Eine gestaffelte Aussetzung ist für die Zeit nach Eintritt des Antragstellers in die Altersrente geboten und möglich. Die Deutsche Rentenversicherung Bund hat im Beschwerdeverfahren nunmehr den Kürzungsbetrag für die Zeit bis zum 30.06.2016 mit 552,52 € angegeben; damit muss der Senat auch nicht im Hinblick auf die im Rechtsbeschwerdeverfahren aufgewogene Frage, ob nur in Höhe von 552,51 € die Kürzung der Rentenzahlung auszusetzen ist, entscheiden.
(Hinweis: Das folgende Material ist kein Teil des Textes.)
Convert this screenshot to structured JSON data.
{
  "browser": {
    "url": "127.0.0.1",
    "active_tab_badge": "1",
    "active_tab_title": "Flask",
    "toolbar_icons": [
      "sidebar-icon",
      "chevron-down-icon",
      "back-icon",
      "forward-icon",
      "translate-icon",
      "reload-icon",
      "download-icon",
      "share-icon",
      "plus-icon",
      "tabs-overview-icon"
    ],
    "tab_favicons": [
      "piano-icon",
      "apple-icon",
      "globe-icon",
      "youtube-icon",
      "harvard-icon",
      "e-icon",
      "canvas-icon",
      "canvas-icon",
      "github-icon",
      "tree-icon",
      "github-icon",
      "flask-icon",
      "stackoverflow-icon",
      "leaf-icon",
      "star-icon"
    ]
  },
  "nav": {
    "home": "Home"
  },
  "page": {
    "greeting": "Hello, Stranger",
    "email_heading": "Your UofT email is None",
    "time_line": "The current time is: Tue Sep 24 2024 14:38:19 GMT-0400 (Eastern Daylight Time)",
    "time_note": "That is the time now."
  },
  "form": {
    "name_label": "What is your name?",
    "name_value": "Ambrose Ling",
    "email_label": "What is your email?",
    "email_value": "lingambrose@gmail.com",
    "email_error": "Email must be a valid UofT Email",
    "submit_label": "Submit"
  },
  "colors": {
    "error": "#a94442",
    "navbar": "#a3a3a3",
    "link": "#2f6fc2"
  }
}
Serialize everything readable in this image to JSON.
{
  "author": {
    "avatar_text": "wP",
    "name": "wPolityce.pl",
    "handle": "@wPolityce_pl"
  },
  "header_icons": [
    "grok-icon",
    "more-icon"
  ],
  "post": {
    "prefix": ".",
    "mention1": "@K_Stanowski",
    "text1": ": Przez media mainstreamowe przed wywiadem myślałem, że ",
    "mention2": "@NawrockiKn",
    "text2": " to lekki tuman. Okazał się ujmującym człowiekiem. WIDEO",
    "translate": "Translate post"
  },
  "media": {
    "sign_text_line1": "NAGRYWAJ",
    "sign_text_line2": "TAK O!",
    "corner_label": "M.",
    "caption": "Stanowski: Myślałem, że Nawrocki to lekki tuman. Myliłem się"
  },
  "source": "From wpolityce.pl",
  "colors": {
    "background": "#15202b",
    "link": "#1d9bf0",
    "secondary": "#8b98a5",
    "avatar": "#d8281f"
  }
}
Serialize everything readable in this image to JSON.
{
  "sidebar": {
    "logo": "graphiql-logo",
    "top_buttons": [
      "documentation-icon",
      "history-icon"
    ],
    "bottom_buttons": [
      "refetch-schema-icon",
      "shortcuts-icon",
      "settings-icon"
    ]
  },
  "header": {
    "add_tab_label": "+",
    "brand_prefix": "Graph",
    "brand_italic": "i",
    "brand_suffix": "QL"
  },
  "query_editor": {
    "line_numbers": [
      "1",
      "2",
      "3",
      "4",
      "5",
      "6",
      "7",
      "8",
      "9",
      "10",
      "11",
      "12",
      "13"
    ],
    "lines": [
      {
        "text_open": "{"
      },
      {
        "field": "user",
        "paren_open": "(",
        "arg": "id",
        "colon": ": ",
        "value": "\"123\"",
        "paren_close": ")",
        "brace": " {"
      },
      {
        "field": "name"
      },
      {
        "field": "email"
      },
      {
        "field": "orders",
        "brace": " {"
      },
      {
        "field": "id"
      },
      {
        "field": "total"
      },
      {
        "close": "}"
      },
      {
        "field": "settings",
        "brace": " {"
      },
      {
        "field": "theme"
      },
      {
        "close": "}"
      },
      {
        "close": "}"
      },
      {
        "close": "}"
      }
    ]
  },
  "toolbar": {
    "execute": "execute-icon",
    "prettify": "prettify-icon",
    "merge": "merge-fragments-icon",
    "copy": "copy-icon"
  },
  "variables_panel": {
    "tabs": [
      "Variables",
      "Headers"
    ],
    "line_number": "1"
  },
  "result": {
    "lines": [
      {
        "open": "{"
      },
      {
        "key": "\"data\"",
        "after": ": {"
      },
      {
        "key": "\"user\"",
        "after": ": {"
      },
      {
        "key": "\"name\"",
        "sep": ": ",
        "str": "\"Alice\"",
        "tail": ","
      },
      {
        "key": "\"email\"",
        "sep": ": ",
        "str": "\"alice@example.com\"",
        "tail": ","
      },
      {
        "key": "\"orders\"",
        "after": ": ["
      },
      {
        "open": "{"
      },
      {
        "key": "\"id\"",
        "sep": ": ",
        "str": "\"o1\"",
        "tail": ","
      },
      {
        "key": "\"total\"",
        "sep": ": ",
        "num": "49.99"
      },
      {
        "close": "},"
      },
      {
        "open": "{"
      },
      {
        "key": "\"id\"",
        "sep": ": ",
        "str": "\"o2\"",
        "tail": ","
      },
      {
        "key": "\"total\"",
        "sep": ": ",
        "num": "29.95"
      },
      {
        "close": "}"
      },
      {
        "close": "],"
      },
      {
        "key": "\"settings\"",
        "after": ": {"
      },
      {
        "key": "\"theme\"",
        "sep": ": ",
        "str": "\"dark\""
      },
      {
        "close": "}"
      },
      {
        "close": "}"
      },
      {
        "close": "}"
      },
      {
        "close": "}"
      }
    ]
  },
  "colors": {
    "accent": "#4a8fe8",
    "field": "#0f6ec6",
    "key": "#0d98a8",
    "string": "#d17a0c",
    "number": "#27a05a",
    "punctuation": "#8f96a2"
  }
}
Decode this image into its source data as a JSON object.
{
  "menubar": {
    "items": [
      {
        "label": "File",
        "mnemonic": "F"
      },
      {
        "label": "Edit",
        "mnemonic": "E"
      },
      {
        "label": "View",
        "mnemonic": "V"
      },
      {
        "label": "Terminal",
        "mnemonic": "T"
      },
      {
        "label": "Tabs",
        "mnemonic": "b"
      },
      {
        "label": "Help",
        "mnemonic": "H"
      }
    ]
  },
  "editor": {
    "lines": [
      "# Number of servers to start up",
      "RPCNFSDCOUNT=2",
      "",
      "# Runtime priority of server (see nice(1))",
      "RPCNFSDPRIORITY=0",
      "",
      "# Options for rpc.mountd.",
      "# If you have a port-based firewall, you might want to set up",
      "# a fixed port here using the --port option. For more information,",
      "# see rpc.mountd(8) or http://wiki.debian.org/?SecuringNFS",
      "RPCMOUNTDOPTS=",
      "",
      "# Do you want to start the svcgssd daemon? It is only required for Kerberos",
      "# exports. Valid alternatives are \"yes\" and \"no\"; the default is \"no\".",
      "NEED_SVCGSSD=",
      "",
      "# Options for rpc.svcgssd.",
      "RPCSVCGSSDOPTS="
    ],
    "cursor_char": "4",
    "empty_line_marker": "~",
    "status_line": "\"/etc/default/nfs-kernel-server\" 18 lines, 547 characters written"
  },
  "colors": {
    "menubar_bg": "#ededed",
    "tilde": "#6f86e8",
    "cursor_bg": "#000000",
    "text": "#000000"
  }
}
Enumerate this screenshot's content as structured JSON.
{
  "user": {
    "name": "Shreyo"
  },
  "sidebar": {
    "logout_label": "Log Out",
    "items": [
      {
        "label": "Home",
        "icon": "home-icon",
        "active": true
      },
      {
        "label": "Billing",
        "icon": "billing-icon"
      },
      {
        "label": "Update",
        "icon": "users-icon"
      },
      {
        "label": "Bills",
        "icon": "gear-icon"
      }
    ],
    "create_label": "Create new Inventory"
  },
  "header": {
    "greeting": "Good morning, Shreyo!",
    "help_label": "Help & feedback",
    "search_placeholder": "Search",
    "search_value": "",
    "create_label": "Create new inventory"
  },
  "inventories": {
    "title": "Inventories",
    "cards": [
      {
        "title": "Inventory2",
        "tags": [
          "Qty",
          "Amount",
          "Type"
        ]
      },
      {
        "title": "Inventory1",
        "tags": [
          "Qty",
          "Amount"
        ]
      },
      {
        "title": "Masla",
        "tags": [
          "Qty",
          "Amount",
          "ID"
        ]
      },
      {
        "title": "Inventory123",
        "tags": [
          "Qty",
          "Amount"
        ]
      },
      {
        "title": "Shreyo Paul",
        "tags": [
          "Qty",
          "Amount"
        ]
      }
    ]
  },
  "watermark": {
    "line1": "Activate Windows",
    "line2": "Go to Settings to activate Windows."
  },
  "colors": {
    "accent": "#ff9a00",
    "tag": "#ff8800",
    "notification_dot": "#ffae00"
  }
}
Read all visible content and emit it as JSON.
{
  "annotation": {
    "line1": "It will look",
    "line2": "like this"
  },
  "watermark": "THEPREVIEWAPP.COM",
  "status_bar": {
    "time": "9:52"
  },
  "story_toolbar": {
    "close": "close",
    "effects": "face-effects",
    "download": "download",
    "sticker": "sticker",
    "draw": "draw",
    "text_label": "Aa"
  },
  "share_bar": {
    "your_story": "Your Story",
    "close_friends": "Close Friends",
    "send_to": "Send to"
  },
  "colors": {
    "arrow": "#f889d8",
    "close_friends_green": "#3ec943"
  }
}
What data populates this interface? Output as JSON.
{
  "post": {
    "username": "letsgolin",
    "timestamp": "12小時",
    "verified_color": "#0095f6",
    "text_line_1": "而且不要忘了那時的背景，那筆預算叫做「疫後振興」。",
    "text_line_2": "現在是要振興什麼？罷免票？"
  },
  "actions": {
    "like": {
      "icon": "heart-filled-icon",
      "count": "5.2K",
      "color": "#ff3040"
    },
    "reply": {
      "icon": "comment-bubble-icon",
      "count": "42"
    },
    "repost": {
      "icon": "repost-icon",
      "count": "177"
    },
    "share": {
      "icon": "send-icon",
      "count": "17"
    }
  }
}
Der Endzeitpunkt für die Aussetzung der Versorgungskürzung infolge des zukünftigen Rentenbezugs der geschiedenen Ehefrau ist durch den Senat nicht zu bestimmen. Hierüber entscheidet nach § 34 Abs. 6 VersAusglG der Versorgungsträger.

Die Kostenentscheidung beruht auf § 81 FamFG. Den Gegenstandswert hat der Senat gemäß § 50 Abs. 1 S. 3 festgesetzt.